I knocked on the door politely as I entered and the woman and I both winced as we recognised each other, both of our minds racing for an excuse to leave as we slowly turned red. I knew this woman, Jessica, from my time in the young adult rehabilitation centre, my home for six months until I rejoined the shambling mess we call society. She was in the rehab centre for heavy drug use, attempting to dull her memories of something she wouldn't share with even me, probably her only friend at the time. Jess regained her composure first, mumbled something about dinner in the oven, and ran out. Alice reacted to this the same way she always reacts; cruel amusement. “So David.” (that's me by the way, should have mentioned that, I prefer Dave personally. But I digress.) “How do you know this woman? Surely not an ex-girlfriend? Much to pretty.” Have I mentioned how much I hate her? I knew it would be easier just to agree and get back to work so I just mumbled “yes” and walked out. I spent the rest of the day sitting around acting like I was really busy so no one would start a conversation with me and after 7 hours, I drove home.

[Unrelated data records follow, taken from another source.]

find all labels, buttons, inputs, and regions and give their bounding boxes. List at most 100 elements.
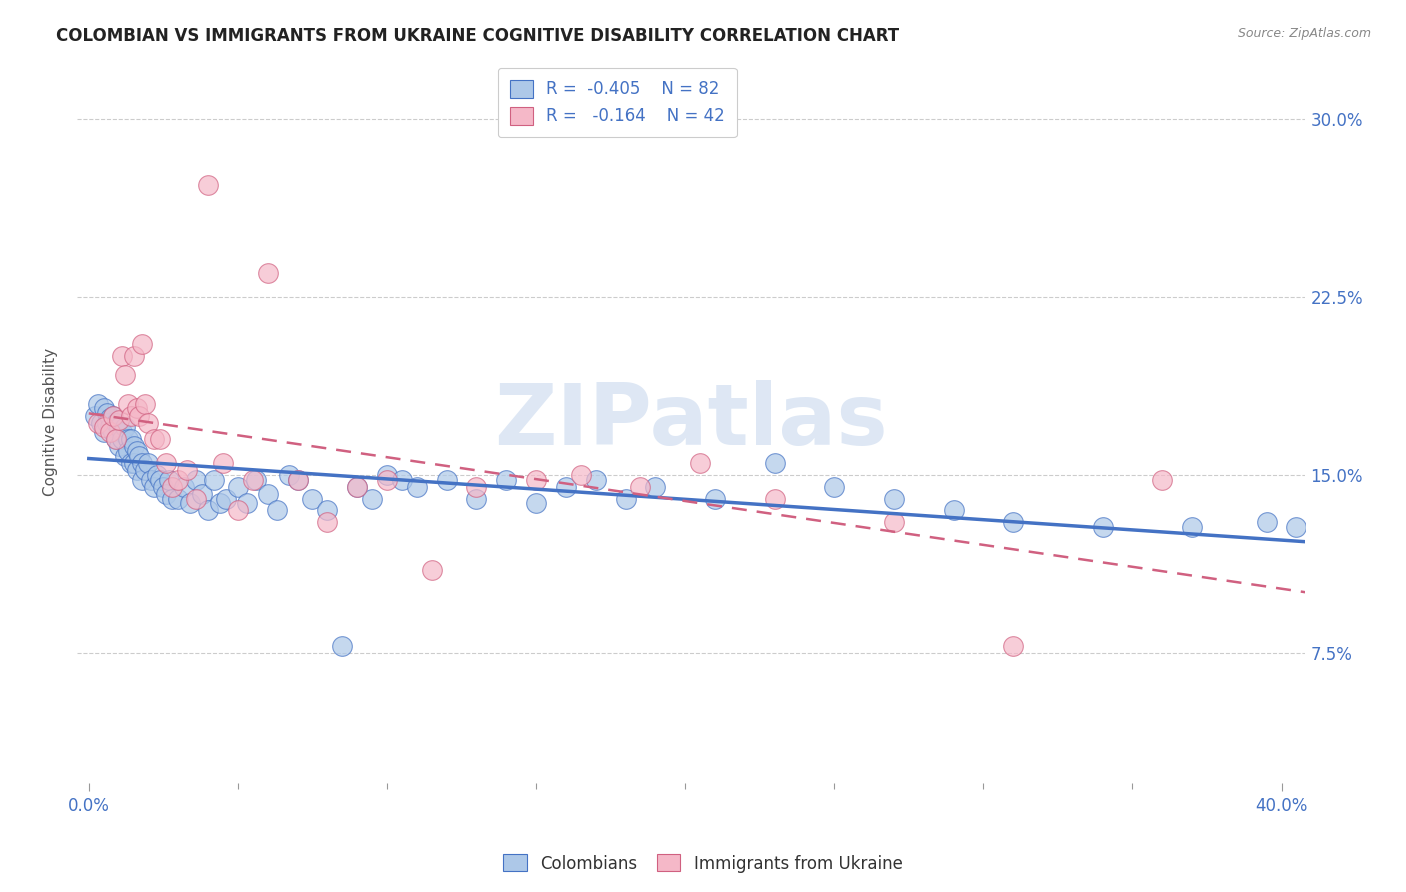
Point bbox=[146, 467, 169, 482]
Point bbox=[316, 503, 339, 517]
Point bbox=[110, 349, 132, 363]
Point bbox=[436, 473, 458, 487]
Point bbox=[122, 456, 145, 470]
Text: Source: ZipAtlas.com: Source: ZipAtlas.com bbox=[1237, 27, 1371, 40]
Point bbox=[110, 425, 132, 439]
Point bbox=[173, 480, 195, 494]
Point bbox=[245, 473, 267, 487]
Point bbox=[162, 480, 184, 494]
Point bbox=[90, 416, 112, 430]
Point bbox=[83, 409, 105, 423]
Point bbox=[1002, 639, 1025, 653]
Point bbox=[179, 496, 201, 510]
Point bbox=[287, 473, 309, 487]
Point bbox=[117, 397, 139, 411]
Point bbox=[346, 480, 368, 494]
Point bbox=[256, 266, 278, 280]
Point bbox=[524, 496, 547, 510]
Point bbox=[176, 463, 198, 477]
Point bbox=[644, 480, 666, 494]
Point bbox=[346, 480, 368, 494]
Point bbox=[763, 491, 786, 506]
Point bbox=[143, 480, 166, 494]
Point bbox=[585, 473, 607, 487]
Point bbox=[191, 487, 214, 501]
Point bbox=[128, 449, 150, 463]
Point bbox=[361, 491, 384, 506]
Point bbox=[1152, 473, 1174, 487]
Point bbox=[215, 491, 238, 506]
Point bbox=[157, 473, 180, 487]
Point bbox=[202, 473, 225, 487]
Point bbox=[138, 416, 160, 430]
Point bbox=[1256, 516, 1278, 530]
Point bbox=[763, 456, 786, 470]
Point bbox=[330, 639, 353, 653]
Point bbox=[122, 349, 145, 363]
Point bbox=[101, 409, 124, 423]
Point bbox=[96, 416, 118, 430]
Point bbox=[117, 444, 139, 458]
Point bbox=[152, 480, 174, 494]
Point bbox=[125, 463, 148, 477]
Point bbox=[93, 420, 115, 434]
Point bbox=[87, 416, 110, 430]
Point bbox=[107, 439, 129, 453]
Text: COLOMBIAN VS IMMIGRANTS FROM UKRAINE COGNITIVE DISABILITY CORRELATION CHART: COLOMBIAN VS IMMIGRANTS FROM UKRAINE COG… bbox=[56, 27, 900, 45]
Point bbox=[287, 473, 309, 487]
Point bbox=[524, 473, 547, 487]
Point bbox=[125, 444, 148, 458]
Point bbox=[128, 409, 150, 423]
Point bbox=[162, 491, 184, 506]
Point bbox=[149, 473, 172, 487]
Point bbox=[96, 406, 118, 420]
Point bbox=[823, 480, 845, 494]
Point bbox=[117, 432, 139, 446]
Point bbox=[131, 337, 153, 351]
Point bbox=[101, 409, 124, 423]
Point bbox=[1285, 520, 1308, 534]
Point bbox=[465, 480, 488, 494]
Point bbox=[98, 420, 121, 434]
Point bbox=[120, 456, 142, 470]
Point bbox=[1181, 520, 1204, 534]
Point bbox=[942, 503, 965, 517]
Point bbox=[107, 420, 129, 434]
Point bbox=[1091, 520, 1114, 534]
Point bbox=[186, 491, 208, 506]
Point bbox=[125, 401, 148, 416]
Point bbox=[104, 416, 127, 430]
Y-axis label: Cognitive Disability: Cognitive Disability bbox=[44, 347, 58, 496]
Point bbox=[375, 467, 398, 482]
Point bbox=[107, 413, 129, 427]
Legend: R =  -0.405    N = 82, R =   -0.164    N = 42: R = -0.405 N = 82, R = -0.164 N = 42 bbox=[498, 68, 737, 137]
Point bbox=[236, 496, 259, 510]
Point bbox=[120, 432, 142, 446]
Point bbox=[155, 456, 177, 470]
Point bbox=[155, 487, 177, 501]
Point bbox=[167, 491, 190, 506]
Point bbox=[98, 425, 121, 439]
Point bbox=[689, 456, 711, 470]
Text: ZIPatlas: ZIPatlas bbox=[495, 380, 889, 463]
Point bbox=[131, 456, 153, 470]
Point bbox=[301, 491, 323, 506]
Point bbox=[131, 473, 153, 487]
Point bbox=[391, 473, 413, 487]
Point bbox=[704, 491, 727, 506]
Point bbox=[87, 397, 110, 411]
Point bbox=[375, 473, 398, 487]
Point bbox=[614, 491, 637, 506]
Point bbox=[134, 463, 156, 477]
Point bbox=[630, 480, 652, 494]
Point bbox=[114, 368, 136, 383]
Legend: Colombians, Immigrants from Ukraine: Colombians, Immigrants from Ukraine bbox=[496, 847, 910, 880]
Point bbox=[405, 480, 427, 494]
Point bbox=[883, 491, 905, 506]
Point bbox=[226, 503, 249, 517]
Point bbox=[93, 425, 115, 439]
Point bbox=[256, 487, 278, 501]
Point bbox=[114, 420, 136, 434]
Point bbox=[110, 432, 132, 446]
Point bbox=[212, 456, 235, 470]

I arrived home at 8 and put a pizza in the oven and went to shave. Looking at my face is depressing. Blonde curly hair, brown eyes, so pale I reflect the sunlight and a constant dazed expression that some people would mistake for stoned, I'd say genetics failed me. Also my facial hair grows in really patchy, and I hate that. I shaved my patchy face and was about to check my pizza when the vision hit me.
The fat kid glanced around as though he thought he was being watched and seeing no one, he smirked. Then, climbing down from his treetop perch, he picked up a stone about the size of a sugar cube and found a comfortable spot on the ground. Once seated the boy placed the rock in him hand and stared at it as if trying to shoot a hole through it. He wasn't. The stone started to shake violently and launched itself towards the tree and instead of bouncing off or becoming embedded the stone went straight through, leaving a small hole, and then the stone slowly floated back into the boy's hand. No longer having to concentrate, the boy smiled and whispered to himself “I'm a motherfucking telekinetic”.
While all my visions are traumatising, this was the worst. I know nothing terrible happened but one thing frightened me. I had been awake. “My visions come in my sleep” I repeatedly whispered to myself, out of some kind of psychosis. I also noticed that my vision was long enough that I burned my pizza, so that sucked. I sighed, ate my crappy pizza and went to bed.
Two girls, about fifteen, probably twins, stared silently at each other from across the room, intense looks of concentration plastered on their faces. They would occasionally smile at each other or laugh and after ten minutes of utter boredom watching two teens sit silently I realised they must be reading each others mind. As though on cue, the shorter of the two girls, her brown hair dyed brightly and one of those cool spiky things in her ear, nodded and stood. She backed slowly out of the room, the look of concentration growing steadily more serious. After 5 steps out of the bedroom, the sisters simultaneously gripped their heads in pain. The taller girl, a redhead wearing a t-shirt that showed a reference I didn't understand, shouted “twice as far this time! It's like a muscle!” . The other girl walked back into the room and after sitting back down she replied “still, I don't see how this could be useful”. And with that, the vision faded.